Writing poetry can serve many purposes. I group them into two main categories: purging and crafting. Both are useful and worthwhile.
Sometimes when I meet new people, it comes up in conversation that I write poetry. The odds are good that the other person will say “I’ve written some poems” or “I wrote some poetry in high school.” If I ask whether they are still writing, the typical answers include:
- “I don’t write anymore”
- “I never showed them to anyone”
- “I wasn’t very good”
- “It was just high school”
Purging
Many of us wrote those “purging” poems in our teen years. So much goes on during that time. Everything in our lives feels huge, and we know that we need to wrangle our emotions or burst from the seams. Some take up a form of physical expression or release, playing sports or taking up dance. Some grab a guitar or sit behind a drum kit. Some of us take up pen and paper (or keyboard) and contain our explosions in print.
These poems are often raw. They don’t have perfect rhymes, line breaks may be almost random, imagery may be unbalanced or inconsistent. That is fine, because none of those things are the point of the poem.
Later on, we let that venting and processing get overtaken by life and responsibility. This is a shame, because as life gets more complex, we are even more in need of a way to process it all.
Crafting
Some folks start with the catharsis that comes from purging and take it further. They learn to craft their work. They take a step back and use a more detached view. Focus is given to structure and imagery. They edit and find better ways to communicate. While this kind of crafting may seem evolutionary, it doesn’t replace purging.

Inspiration
In my experience, poems come into being in several different ways.
- A problem or concept needs to be worked out
- I need to process some event or situation in my life
- A writing prompt catches my attention
- An event in my life or the world at large generates a strong emotion
In those first three cases, words come out on paper with a certain amount of step by step logic. The process of finding the exact word makes me think at a deeper level of granularity. I’m forced to do the analysis that I may not do otherwise.

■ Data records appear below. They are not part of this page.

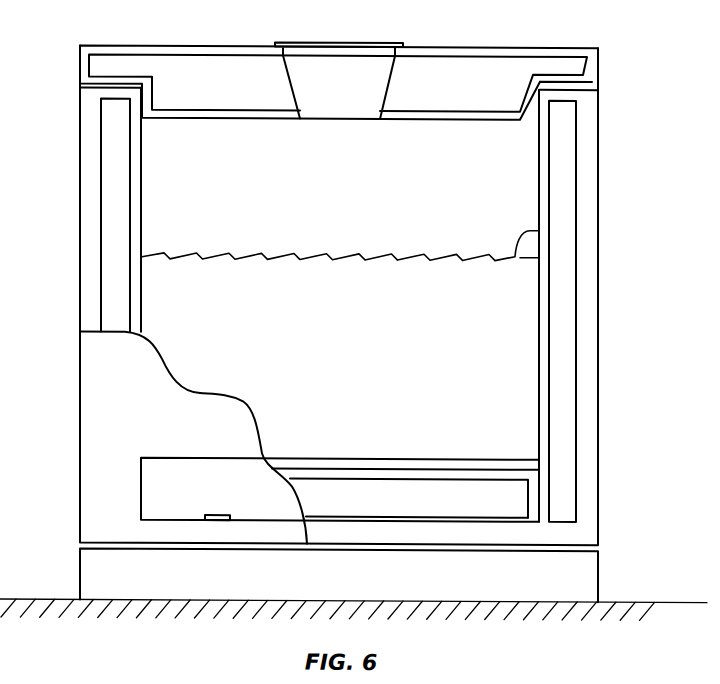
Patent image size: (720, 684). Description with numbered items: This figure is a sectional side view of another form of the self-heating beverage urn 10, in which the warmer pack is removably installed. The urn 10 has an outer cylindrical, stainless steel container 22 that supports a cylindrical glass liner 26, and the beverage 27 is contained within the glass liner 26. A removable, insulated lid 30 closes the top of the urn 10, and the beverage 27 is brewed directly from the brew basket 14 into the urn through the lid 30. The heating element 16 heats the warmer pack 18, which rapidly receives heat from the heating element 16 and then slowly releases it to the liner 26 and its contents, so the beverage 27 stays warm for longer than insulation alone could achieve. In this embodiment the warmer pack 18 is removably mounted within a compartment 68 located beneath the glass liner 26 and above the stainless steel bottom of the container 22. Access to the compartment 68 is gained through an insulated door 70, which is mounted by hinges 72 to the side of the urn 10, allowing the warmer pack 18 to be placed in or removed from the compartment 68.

The self-heating beverage urn 10 is at (602, 173).
The brew basket 14 is at (371, 40).
The heating element 16 is at (588, 564).
The warmer pack 18 is at (513, 493).
The outer cylindrical stainless steel container 22 is at (588, 329).
The glass liner 26 is at (549, 408).
The beverage 27 is at (539, 228).
The removable insulated lid 30 is at (593, 79).
The compartment 68 is at (438, 515).
The insulated door 70 is at (173, 483).
The hinges 72 is at (217, 519).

In the last case, my emotional teacup gets filled to the brim. The best way to keep from over-flowing is still to put pen to paper and release some of the pent-up energy. I take that anger or grief and break it down to ink marks on a page. I can be as aggressive or snarky as I want on paper, without letting it out in public. Again, the process of getting the right words helps analysis of the situation.
Some of these “purge” poems will get edited, crafted, improved on, and eventually shared. Some of these poems will stay just as they are. Both results are valid, both useful to the poet.
Conclusion
As much as our teen years can be filled with the angst of painful growth, adults also have many things that fill our days with love, anxiety, pain, passion, grief, or hope. When we are fit to burst, we can still put pen to paper, purge our souls for good or ill. We can decide later if the poem will stay-as-purged or we’ll craft it and ready it for the world.
If we want to craft our poetry, we can learn to improve our skills by taking a class at the local community college, finding a class online, or joining a local critique group. In any case, both purging and crafting are worthwhile approaches to writing poetry and neither of them needs to be relegated to the past.